Perth is a beautiful place with lovely beaches and a nice, relaxed lifestyle (certainly compared with London). I spent a season here playing club cricket and experienced the tough Aussie attitude at close quarters, which manifests itself in never being slow to show precisely what they are thinking. The facilities are top-notch but things can get a bit steamy. We played one game in a temperature of 44.5C. It was that year I watched Australia play West Indies at the WACA. After three days of 40-plus temperatures the cracks in the pitch opened up so wide that Curtly Ambrose was stumped when his bat got stuck in one as he tried to regain his ground.

The team are in good spirits and looking forward now to the first net. It is a long time since we saw Gatting's team celebrating the recapture of the Ashes - 12 years to be precise - and Australian cricket has grown since then. As we have seen from the performances of some of their players in county cricket, they have strength in depth.

Quite rightly, they start as favourites. But that suits us since the pressure will be on them to perform at home. Our squad possess a good knowledge of the conditions here with Alec Stewart, Mike Atherton and Gus Fraser all making their third representative trip. Most of the guys have played club cricket somewhere in the country and Alan Mullally and Ben Hollioake spent their childhood years in Perth.

Fitness will be an important factor because we must cope with a hot climate, big outfields and and constant air travel moving through time zones. With that in mind it is welcome to see England picking from a pace attack which is fit and well. Out of the six seamers here four are 6ft 5in or above which will definitely help in extracting bounce from the pitches, especially when the ball loses its shine. The other two, Dominic Cork and Darren Gough, have swing and pace to create problems.

On the batting front it was splendid to see Mark Butcher really come good in the summer, forging a solid opening partnership which is so important. We also welcome back our own pocket battleship in Graham Thorpe. He is a class player with a free-scoring, counter- attacking style that can take the initiative away from the opposition. He has a good record against the old enemy and is vital in the middle order.

I suppose the crucial question will be whether the pitches turn. I think I overheard Robert Croft offering to supply Mullally with new spikes every game, hoping to get some rough to bowl in. We must counter any challenge put before us to win. We must knit together and forge an unbreakable team spirit. Australia seem to have plenty of that, putting up a superb effort in Pakistan.

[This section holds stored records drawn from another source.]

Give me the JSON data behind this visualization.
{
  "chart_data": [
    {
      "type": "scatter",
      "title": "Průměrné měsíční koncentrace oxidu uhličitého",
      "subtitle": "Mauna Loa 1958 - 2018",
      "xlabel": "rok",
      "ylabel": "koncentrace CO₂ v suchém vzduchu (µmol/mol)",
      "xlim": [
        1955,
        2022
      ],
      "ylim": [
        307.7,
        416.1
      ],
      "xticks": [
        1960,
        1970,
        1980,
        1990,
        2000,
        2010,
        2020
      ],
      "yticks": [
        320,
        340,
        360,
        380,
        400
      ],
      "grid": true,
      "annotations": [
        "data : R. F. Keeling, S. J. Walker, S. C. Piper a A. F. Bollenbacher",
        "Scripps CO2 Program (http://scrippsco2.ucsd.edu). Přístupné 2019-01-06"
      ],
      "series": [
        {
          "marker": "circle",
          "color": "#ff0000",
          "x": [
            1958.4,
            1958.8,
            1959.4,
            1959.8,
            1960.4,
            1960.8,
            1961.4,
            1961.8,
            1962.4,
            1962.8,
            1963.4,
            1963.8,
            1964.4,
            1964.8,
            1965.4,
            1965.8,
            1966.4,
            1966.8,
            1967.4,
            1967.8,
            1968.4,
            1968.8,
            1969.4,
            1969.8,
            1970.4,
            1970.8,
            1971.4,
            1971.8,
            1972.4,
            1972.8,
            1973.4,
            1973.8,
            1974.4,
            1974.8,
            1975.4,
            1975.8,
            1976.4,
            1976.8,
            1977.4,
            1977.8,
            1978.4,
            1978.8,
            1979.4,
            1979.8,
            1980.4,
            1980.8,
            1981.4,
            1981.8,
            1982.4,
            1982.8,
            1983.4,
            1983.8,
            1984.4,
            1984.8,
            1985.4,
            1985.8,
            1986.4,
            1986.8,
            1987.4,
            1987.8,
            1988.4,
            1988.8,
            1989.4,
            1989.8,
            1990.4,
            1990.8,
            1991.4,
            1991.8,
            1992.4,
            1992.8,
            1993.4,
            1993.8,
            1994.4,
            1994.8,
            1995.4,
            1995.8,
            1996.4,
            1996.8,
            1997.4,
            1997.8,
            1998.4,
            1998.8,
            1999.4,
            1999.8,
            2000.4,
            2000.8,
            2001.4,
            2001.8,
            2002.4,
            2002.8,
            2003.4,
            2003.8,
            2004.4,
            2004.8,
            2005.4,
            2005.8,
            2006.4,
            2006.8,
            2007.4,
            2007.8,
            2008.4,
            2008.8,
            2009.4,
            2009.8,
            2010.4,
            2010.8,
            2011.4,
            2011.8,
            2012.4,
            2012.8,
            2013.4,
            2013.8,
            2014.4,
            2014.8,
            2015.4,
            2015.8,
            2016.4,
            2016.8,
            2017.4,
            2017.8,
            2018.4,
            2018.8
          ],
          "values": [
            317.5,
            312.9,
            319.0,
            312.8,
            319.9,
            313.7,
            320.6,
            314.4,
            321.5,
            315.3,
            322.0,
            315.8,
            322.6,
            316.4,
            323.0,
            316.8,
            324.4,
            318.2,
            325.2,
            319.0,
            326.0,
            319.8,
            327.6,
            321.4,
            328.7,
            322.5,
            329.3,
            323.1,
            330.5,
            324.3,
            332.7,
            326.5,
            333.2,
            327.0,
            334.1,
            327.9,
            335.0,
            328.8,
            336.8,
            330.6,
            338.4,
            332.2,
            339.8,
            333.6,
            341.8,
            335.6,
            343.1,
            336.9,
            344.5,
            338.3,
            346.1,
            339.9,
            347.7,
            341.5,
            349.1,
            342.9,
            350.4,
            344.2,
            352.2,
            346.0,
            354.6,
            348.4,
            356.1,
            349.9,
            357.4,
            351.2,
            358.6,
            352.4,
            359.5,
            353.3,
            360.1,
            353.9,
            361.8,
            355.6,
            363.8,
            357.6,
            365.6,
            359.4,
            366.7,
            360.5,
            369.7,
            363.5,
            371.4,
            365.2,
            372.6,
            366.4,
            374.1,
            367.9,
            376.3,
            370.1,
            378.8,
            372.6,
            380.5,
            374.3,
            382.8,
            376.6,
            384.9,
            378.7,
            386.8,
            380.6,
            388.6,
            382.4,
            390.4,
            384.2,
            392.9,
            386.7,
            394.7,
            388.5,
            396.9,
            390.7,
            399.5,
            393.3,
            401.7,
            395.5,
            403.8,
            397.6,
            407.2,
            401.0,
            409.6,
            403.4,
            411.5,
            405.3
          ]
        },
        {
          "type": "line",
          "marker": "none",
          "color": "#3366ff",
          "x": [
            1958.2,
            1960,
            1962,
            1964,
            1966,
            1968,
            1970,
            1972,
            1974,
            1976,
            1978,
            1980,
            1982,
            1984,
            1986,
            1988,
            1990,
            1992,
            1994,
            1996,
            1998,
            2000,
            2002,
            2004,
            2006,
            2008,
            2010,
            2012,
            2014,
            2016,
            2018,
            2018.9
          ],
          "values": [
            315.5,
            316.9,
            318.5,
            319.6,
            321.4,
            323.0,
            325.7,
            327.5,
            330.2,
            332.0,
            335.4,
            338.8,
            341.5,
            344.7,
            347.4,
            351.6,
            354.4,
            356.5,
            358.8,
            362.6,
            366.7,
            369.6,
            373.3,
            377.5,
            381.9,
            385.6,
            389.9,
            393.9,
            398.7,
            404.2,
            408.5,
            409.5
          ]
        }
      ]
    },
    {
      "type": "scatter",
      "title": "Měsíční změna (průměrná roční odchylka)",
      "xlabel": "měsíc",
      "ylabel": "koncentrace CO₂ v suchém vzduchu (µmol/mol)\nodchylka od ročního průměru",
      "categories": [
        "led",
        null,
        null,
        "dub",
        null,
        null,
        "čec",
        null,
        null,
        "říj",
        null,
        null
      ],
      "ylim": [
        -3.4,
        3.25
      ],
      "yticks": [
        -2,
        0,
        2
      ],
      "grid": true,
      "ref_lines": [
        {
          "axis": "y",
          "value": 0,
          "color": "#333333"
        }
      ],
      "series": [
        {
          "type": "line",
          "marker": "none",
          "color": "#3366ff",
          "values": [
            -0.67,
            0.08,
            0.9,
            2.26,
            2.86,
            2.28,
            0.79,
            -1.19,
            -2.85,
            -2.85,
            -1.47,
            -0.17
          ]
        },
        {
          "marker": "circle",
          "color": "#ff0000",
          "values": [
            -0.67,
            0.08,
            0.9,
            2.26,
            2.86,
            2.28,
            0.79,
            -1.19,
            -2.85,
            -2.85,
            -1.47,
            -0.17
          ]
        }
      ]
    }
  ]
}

Their batsmen have been in the runs, they seem to have unearthed another talented leggie in Stuart McGill. But we have our own form to find. Our programme here is to have a few days acclimatising, trying to get to sleep before 5am as Perth is eight hours ahead of the UK. We will then be set for the opening match against an ACB XI on Thursday at Lilac Hill, where it is rumoured the oppo have got a couple of young quickies by name of Lillee and Thomson.